ENSCONCING OF ANTIOXIDANT ACTIVITY ON AQUEOUS EXTRACTS OF THEOBROMA CACAO LEAVES
D. Deborah Evangeline*, N. L. Gowrishankar, Athira T. R., Mohammed Safvan T. P., Nuzrath K. P., Raslin Rasha and Shibili Sherin V.
ABSTRACT
Theobroma cacao is a medicinal plant that has numerous significant
properties. Theobroma cacao leaves are used as a medicine for the
treatment for wound healing, worm expellers and malaria cure. In this
study, the antioxidant activity of aqueous extract of the leaves of
Theobroma cacao was investigated.

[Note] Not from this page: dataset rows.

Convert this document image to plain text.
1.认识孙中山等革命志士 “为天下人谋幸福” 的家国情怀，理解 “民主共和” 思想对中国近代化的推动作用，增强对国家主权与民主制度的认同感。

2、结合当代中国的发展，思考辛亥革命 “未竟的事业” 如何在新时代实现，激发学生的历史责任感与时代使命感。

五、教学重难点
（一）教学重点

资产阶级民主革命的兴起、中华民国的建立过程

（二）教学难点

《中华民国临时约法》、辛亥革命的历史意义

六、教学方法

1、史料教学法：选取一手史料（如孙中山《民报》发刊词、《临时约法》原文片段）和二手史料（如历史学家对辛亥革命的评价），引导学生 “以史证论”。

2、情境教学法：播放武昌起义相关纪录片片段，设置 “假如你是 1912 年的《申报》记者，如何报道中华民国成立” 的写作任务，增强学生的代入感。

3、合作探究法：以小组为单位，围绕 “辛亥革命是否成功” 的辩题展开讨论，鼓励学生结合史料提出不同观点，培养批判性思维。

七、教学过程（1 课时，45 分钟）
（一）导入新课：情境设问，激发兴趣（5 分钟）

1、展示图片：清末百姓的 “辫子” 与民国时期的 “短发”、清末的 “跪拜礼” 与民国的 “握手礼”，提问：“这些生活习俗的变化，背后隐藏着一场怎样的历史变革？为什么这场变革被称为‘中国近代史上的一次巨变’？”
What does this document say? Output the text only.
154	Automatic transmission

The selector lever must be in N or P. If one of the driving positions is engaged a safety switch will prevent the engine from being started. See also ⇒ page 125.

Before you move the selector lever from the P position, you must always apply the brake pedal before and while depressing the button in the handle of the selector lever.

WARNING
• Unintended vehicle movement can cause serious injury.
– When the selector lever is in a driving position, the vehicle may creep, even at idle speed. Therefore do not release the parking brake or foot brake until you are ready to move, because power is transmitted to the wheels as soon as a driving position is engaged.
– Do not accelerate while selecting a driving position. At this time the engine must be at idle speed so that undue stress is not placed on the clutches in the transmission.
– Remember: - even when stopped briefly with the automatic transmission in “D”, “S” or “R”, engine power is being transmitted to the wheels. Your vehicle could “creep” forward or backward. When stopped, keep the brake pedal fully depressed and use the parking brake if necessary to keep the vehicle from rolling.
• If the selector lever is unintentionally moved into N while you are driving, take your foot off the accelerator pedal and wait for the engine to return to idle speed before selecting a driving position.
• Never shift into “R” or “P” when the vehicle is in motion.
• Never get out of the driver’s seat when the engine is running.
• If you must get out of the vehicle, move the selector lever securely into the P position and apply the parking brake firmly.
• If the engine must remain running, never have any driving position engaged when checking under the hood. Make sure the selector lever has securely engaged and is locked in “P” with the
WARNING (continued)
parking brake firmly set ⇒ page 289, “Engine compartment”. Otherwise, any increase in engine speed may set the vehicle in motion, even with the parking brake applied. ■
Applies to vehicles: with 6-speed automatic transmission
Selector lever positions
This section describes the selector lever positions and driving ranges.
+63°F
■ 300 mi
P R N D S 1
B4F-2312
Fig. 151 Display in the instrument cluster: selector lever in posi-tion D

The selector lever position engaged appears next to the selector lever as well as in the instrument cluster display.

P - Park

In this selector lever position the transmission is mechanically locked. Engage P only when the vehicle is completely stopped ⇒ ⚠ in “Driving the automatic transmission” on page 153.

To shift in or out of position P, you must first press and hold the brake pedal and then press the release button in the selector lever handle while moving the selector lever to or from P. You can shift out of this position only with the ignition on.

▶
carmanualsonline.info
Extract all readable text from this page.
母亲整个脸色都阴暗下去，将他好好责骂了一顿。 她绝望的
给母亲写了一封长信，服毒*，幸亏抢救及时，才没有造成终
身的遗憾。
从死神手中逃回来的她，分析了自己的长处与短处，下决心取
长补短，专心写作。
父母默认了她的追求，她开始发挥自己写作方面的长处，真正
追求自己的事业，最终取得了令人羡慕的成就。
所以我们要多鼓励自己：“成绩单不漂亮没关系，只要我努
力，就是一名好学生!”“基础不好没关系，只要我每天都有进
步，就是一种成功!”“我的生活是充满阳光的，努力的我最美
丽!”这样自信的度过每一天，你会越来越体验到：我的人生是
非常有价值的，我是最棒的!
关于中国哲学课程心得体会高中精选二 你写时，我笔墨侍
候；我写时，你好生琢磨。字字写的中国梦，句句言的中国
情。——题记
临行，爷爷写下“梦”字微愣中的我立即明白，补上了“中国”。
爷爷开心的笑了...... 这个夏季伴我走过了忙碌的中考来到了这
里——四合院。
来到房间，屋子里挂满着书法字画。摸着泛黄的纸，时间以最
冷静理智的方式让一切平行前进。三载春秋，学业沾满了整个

The phytochemicals (alkaloids,
flavanoids, steroids, saponins, terpenoids, tannins, triterpenoids,
phenols) present in the leaves were determined using standard
procedures. The aqueous extracts were prepared by simple maceration
and decoction method. The quantitative analysis such as total protein
content and total carbohydrate content determination was carried out
for both maceration and decoction extracts. The total protein content
and carbohydrate content was higher in maceration extract than decoction. The antioxidant
activity was determined by using Phosphomolybdenum reduction assay and CUPRAC assay
method. The statistical analysis done by ANOVA showed significant antioxidant activity.
Comparing with the standard antioxidant ascorbic acid, the maceration extracts showed
significant antioxidant activity(p<0.001).
Keywords: Theobroma, Cacao, phytochemical analysis, antioxiant activity, decoction, maceration, CUPRAC.